Leïla Sebbar continue à offrir sa plume aux exclus, aux déshérités. Dans son dernier recueil de nouvelles, L’habit vert, une balayeuse dont la mère est retournée au pays se souvient d’un livre de bibliothèque. Elle dessine des vêtements avec une amie et rêve de devenir styliste. Une jeune fille travaille chez une française au moment où commence la guerre d’Algérie, une femme SDF pense à son enfance, une jeune fille employée de maison va tuer un homme qui voulait abuser d’elle, la guerre et ses exactions en contradiction avec la religion étayent ses nouvelles aux thèmes très forts : « Elle avait été enlevée, comme tant d'autres, par un groupe d'hommes armés et cagoulés. Ils raptaient des filles jeunes, très jeunes, vierges de préférence, pourquoi les hommes préfèrent les vierges ? Elles devenaient les petites mariées des maquis, ils appellent ces unions barbares "mariages de jouissance", une femme, parce qu'elle est une femme, doit vivre l'enfer auprès de ceux qui ont usurpé ce mot qui désigne les combattants de la liberté et de la justice, "Moudjahidin", c'est ainsi qu'ils se nomment. Au nom de Dieu, ils violent les femmes, des musulmanes, qui pourraient être leur mère, leur sœur, leur fille... Ce que le Coran interdit, ils le pratiquent. J'ai lu le Livre Saint en même temps que mes frères, lorsqu'ils revenaient de l'école coranique, ils récitaient les versets et moi je récitais avec eux Chitan, le diable a enfanté ces criminels. Viols collectifs, publics, les femmes enlevées sont esclaves de sexe, de ménage, cuisine et lessive. Ils s'acharnent, l'émir et ses hommes. Louisa, ma pauvre Louisa m'a raconté, et d'autres ont raconté. Elle disait en pleurant : Pourquoi ? Pourquoi ? ». Le vert est un fil conducteur du recueil, peut-être le vert de l’espoir au milieu de ses difficultés à vivre et à être reconnu. La couture, la machine Singer de la grand-mère sous laquelle se cachait une fillette pour tisser ses vies où il faut se battre pour exister, pour vivre femme hors de la soumission des hommes, voilà ce que nous donne à lire Leïla Sebbar dans la continuité de ses fictions et de ses carnets de voyages.

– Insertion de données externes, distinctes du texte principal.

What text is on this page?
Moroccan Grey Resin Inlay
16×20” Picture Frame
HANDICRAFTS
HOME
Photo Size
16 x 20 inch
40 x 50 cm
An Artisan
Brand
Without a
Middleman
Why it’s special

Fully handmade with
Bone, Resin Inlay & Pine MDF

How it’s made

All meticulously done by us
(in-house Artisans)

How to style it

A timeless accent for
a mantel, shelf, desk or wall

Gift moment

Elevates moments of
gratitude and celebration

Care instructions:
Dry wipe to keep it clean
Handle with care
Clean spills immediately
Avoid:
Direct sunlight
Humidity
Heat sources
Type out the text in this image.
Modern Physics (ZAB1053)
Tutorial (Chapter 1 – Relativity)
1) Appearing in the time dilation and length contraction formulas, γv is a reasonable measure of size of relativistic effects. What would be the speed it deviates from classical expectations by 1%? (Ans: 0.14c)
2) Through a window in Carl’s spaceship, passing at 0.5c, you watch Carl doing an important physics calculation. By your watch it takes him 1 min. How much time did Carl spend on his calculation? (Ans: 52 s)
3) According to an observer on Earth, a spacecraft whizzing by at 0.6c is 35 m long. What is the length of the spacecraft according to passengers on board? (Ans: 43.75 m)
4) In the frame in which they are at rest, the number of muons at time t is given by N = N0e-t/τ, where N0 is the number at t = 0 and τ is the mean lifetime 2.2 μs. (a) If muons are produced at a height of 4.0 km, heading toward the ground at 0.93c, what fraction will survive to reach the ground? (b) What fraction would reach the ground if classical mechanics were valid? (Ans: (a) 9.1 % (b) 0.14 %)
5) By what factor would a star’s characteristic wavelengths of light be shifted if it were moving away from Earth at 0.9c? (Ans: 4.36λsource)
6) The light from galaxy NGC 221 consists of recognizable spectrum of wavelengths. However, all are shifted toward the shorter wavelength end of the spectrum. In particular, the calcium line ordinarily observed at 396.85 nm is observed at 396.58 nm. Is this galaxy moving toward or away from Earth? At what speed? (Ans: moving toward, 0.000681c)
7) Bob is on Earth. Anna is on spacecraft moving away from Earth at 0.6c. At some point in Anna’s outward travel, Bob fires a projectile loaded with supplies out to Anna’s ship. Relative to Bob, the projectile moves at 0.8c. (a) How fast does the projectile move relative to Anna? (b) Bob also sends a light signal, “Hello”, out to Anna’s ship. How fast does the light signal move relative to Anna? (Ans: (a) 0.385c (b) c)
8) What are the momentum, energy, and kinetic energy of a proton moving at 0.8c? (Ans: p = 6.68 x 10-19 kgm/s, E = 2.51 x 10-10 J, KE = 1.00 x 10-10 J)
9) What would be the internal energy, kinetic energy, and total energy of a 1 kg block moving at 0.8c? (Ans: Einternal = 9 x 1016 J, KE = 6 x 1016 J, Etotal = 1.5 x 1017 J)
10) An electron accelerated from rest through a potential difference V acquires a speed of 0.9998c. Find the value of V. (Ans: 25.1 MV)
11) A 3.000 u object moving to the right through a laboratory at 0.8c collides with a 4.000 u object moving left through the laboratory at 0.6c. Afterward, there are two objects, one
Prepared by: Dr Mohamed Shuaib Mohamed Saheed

Mes Algéries en France, carnet de voyages autobiographique, est un superbe recueil de textes, de récits, de fictions, d’entretiens, de portraits de famille, de reportages sur les Algériennes, les Arts et les lettres, la passion algérienne. Ce livre avec photos, dessins, papiers froissés d’oranges, aquarelles, BD et cartes postales évoque des lieux de mémoire et donne la parole à de nombreuses personnalités comme Germaine Tillon, Aimée Chouraqui, Josette Audin, Michelle Perrot, Pierre Vidal-Naquet… qui nous parlent de leur Algérie : « Ils ont quitté la maison maternelle, ils ont abandonné à son histoire la maison de la crête aride, de la ville marine, de la ville lettrée et pieuse. Maisons analphabètes où attendent les femmes. Le fils sera-t-il ce fils prodigue ? La mère a sauvé de la destruction la planchette coranique où l'enfant a tracé des lettres qu'elle suit de l'index sans les lire. Les derniers dessins de la langue domestique, elle ne les efface pas mais ils sont fragiles. Tracés à la suie, ils resteront encore, protégés dans l'ombre du vieux coffre ou dans le tiroir profond de l'armoire géante. À la craie, comme sur l'ardoise de l'école française, ils n'auraient pas résisté au premier chiffon. » (Mohammed Dib, le fils de la grande maison).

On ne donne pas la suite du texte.